Unfortunately, when veterans who need service dogs are out in public places, it is virtually inevitable that they will encounter thoughtlessness; even hostility from those who do not accept a concise rebuttal intended to open their eyes.

Too many people believe their curiosity trumps the veteran’s right to privacy. But what they fail to understand is that, without their service dog, many veterans with PTSD would find it difficult, if not impossible, to emerge from isolation and go to public places.

PTSD pushes too many veterans to suicide. It creates stress and anxiety for which there is little escape. Nightmares and flashbacks are frequent and for many it’s the service dog they train that is able to mitigate such events, reducing both the severity and frequency. It is the bond with the service dog that profoundly impacts the quality of life for those with Post-Traumatic Stress Disorder (PTSD), Traumatic Brain Injury (TBI) or Military Sexual Trauma (MST).

When these K9s are wearing their service dog vest, they are working and should never be interfered with. If anyone calls the dog by name; tries to pet, or, feed the dog, that distracts it from its fundamental purpose; focusing and responding to the veteran to reduce anxiety and stress.
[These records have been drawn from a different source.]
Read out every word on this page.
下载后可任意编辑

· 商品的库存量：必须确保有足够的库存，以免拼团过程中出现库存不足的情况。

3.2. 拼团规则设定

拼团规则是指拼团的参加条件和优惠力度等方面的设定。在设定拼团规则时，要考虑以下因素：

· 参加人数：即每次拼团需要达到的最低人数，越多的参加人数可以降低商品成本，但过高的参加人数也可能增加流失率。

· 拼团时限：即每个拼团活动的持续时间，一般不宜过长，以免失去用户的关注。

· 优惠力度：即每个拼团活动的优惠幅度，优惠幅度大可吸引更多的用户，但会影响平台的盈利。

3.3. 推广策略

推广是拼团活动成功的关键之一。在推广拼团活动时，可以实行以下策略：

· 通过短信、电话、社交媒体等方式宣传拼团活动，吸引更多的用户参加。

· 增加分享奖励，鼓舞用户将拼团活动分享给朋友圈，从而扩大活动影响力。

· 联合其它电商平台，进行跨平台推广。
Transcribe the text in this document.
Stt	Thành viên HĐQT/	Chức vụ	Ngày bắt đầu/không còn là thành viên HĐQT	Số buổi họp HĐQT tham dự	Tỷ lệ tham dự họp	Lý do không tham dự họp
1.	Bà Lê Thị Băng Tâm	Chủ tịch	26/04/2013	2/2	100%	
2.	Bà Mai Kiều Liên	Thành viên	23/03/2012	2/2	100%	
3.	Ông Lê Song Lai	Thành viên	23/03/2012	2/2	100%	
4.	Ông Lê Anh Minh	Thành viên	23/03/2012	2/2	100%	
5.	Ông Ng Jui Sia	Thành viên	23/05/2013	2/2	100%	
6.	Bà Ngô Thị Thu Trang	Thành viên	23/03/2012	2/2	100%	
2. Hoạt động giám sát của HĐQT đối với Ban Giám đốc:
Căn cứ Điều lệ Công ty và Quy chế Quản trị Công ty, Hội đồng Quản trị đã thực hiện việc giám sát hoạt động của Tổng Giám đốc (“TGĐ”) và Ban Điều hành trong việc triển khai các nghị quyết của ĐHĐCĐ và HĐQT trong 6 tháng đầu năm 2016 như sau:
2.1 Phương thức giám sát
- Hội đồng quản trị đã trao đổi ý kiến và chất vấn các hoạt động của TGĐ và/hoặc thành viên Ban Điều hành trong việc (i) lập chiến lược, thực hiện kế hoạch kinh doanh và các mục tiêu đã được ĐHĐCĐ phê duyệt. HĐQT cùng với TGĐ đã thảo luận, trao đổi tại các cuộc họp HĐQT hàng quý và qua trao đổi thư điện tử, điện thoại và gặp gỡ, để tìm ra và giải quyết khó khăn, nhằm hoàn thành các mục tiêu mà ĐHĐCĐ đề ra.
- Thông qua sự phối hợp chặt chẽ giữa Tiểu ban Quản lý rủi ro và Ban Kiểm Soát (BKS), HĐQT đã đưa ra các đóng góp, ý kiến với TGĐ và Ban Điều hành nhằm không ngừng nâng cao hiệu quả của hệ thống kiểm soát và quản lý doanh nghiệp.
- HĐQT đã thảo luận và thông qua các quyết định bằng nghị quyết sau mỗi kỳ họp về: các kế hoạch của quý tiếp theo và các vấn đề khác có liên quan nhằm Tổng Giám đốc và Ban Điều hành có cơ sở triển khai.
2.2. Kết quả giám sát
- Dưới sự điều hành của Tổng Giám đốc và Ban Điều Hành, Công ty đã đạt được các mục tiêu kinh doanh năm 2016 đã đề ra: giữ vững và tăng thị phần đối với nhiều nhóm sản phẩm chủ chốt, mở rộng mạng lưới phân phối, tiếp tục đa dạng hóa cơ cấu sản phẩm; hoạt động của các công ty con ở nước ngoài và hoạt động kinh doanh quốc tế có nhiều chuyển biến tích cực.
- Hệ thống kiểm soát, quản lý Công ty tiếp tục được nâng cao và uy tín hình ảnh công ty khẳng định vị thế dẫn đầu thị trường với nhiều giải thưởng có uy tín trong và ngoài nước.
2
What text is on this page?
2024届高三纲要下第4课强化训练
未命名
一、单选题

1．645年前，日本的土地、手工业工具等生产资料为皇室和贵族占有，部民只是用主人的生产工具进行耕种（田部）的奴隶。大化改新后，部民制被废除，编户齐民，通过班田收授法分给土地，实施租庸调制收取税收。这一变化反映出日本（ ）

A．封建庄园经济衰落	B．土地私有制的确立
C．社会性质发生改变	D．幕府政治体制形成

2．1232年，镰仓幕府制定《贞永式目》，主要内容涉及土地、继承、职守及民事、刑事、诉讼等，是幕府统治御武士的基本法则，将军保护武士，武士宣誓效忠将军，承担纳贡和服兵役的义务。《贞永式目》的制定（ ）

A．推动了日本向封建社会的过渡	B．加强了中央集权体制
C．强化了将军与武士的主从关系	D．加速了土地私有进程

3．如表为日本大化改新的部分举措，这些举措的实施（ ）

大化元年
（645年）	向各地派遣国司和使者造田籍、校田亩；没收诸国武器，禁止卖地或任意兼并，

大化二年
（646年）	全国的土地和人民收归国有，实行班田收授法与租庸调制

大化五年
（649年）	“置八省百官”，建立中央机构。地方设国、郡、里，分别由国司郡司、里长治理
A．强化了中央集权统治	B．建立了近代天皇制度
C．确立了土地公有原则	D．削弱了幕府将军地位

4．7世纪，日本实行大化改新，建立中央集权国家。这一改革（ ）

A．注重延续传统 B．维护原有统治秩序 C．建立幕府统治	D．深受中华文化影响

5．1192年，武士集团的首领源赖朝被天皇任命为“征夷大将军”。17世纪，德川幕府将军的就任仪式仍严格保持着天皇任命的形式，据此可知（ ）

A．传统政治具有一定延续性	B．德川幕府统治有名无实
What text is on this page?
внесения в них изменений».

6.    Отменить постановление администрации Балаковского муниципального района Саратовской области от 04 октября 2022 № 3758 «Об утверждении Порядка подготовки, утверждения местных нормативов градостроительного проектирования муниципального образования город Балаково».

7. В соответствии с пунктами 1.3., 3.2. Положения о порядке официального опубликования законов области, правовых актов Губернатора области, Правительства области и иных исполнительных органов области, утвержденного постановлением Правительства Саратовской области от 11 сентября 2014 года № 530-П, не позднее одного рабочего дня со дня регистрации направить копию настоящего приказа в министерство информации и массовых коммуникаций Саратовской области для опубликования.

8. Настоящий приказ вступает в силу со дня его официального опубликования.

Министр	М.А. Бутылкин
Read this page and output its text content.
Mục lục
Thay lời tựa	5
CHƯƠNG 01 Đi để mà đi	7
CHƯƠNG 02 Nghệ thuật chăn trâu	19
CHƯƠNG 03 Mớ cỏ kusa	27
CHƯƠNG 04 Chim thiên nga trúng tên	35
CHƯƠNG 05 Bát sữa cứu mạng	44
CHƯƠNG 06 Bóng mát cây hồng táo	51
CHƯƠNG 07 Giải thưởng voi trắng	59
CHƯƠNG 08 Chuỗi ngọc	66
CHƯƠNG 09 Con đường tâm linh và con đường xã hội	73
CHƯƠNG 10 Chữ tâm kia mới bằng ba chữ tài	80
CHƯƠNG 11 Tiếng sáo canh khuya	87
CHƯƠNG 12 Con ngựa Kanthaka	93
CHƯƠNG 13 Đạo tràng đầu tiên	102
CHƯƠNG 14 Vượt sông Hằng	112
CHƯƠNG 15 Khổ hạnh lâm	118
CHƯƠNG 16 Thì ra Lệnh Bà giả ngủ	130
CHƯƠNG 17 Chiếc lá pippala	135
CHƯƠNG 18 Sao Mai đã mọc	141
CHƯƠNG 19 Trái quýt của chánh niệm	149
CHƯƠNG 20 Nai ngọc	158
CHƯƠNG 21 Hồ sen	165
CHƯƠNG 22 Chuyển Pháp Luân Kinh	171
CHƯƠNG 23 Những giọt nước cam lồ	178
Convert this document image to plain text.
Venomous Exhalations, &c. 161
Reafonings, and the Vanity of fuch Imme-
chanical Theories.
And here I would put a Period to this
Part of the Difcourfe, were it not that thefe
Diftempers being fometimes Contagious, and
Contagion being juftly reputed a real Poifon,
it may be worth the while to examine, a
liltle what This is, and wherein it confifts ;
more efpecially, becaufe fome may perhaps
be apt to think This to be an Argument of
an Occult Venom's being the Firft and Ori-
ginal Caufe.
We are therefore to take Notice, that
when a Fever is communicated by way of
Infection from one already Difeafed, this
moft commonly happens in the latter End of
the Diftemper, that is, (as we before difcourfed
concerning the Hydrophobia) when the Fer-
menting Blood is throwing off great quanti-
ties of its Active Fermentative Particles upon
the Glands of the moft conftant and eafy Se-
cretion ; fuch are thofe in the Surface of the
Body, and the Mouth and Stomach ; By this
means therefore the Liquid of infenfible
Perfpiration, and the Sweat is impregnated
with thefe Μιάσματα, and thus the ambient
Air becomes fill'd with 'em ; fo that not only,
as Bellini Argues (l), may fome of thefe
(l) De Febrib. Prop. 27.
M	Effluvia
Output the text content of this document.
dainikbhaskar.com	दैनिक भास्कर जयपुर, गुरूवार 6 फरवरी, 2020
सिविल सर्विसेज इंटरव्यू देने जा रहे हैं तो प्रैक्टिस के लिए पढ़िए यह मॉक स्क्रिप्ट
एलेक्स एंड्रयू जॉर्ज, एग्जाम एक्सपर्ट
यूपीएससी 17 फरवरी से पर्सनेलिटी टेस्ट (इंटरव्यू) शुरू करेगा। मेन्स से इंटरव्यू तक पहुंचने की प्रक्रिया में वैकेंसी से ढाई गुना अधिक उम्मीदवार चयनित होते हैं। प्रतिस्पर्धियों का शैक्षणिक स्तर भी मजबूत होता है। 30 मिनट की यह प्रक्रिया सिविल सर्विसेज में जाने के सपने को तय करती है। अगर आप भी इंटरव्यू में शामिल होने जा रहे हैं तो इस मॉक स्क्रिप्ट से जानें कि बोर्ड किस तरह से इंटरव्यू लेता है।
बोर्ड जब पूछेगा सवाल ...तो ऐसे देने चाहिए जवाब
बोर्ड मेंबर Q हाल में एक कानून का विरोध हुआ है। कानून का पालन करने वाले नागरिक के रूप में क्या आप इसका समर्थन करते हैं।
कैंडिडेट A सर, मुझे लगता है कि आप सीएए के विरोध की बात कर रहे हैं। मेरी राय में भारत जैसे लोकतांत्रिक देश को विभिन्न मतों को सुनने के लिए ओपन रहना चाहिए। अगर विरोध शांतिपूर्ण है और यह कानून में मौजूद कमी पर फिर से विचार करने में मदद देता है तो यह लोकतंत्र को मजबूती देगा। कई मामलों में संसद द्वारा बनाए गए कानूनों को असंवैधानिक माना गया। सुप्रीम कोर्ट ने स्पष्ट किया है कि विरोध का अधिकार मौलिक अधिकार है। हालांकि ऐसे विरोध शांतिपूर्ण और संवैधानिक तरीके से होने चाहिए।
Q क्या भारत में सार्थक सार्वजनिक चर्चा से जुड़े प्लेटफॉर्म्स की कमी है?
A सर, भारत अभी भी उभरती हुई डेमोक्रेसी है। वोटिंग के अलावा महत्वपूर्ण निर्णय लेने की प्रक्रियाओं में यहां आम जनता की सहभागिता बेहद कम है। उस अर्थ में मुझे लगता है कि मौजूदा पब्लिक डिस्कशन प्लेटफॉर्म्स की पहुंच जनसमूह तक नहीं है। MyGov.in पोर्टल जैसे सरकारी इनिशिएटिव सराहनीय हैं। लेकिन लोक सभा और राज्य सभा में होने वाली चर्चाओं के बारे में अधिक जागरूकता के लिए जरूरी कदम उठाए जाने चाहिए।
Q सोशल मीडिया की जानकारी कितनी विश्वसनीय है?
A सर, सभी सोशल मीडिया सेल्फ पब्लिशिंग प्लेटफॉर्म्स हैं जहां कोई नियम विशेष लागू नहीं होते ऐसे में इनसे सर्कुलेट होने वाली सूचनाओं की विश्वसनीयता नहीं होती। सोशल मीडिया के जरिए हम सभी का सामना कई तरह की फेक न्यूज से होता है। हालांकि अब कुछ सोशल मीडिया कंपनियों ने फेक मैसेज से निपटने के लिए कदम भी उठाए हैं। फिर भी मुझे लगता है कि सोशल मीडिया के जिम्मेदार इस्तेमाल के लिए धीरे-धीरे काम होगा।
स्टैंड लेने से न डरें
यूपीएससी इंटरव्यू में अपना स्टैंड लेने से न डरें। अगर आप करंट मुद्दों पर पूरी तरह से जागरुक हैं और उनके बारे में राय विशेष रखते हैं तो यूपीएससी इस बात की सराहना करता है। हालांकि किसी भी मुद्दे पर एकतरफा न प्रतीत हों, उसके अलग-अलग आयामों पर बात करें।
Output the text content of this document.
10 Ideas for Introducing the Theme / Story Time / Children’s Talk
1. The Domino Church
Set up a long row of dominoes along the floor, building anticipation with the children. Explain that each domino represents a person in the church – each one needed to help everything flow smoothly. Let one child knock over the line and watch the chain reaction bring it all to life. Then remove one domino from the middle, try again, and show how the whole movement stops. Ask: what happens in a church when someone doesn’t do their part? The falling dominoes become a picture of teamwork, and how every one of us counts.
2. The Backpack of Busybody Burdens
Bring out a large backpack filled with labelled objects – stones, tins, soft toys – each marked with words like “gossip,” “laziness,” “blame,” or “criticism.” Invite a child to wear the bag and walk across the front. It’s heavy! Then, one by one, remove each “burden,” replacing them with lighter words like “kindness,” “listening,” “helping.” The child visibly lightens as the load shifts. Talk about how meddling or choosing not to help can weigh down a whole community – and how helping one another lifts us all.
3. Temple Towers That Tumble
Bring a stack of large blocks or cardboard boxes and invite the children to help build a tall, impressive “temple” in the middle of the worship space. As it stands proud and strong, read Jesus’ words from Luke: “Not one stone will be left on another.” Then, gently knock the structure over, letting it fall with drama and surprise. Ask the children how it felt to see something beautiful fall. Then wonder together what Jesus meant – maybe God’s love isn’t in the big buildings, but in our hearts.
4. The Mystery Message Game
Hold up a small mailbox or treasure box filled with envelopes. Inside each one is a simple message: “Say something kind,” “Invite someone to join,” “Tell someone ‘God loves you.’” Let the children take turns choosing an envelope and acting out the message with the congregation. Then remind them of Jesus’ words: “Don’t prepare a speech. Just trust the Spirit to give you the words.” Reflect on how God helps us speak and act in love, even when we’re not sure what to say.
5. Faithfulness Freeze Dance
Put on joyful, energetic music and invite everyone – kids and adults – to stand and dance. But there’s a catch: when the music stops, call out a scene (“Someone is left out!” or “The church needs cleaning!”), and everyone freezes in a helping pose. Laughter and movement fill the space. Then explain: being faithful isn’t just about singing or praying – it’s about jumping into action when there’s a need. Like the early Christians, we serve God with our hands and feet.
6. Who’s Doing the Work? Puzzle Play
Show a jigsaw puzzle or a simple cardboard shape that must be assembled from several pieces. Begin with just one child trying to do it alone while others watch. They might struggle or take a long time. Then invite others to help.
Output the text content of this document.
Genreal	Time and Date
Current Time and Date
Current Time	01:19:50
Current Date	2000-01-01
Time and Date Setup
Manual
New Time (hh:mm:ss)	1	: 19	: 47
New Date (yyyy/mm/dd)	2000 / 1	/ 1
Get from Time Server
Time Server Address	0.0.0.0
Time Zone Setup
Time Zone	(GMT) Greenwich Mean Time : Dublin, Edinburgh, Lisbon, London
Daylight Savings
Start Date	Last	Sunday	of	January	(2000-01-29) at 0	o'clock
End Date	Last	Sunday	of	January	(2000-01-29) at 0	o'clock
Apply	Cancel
The public needs to know that no veteran has to justify himself or herself to you. No veteran has to tell you why they need a service dog. According to the Americans with Disabilities Act (ADA), a service dog is classified as “medical equipment” no different from a wheelchair or an oxygen tank. Understand that not all scars are visible. And contrary to popular belief, time does not heal all wounds.

When you see a veteran and service dog, honor them by respecting their space. Know that they’re a team, working together. Give them the dignity and privacy they deserve. God knows they’ve earned it.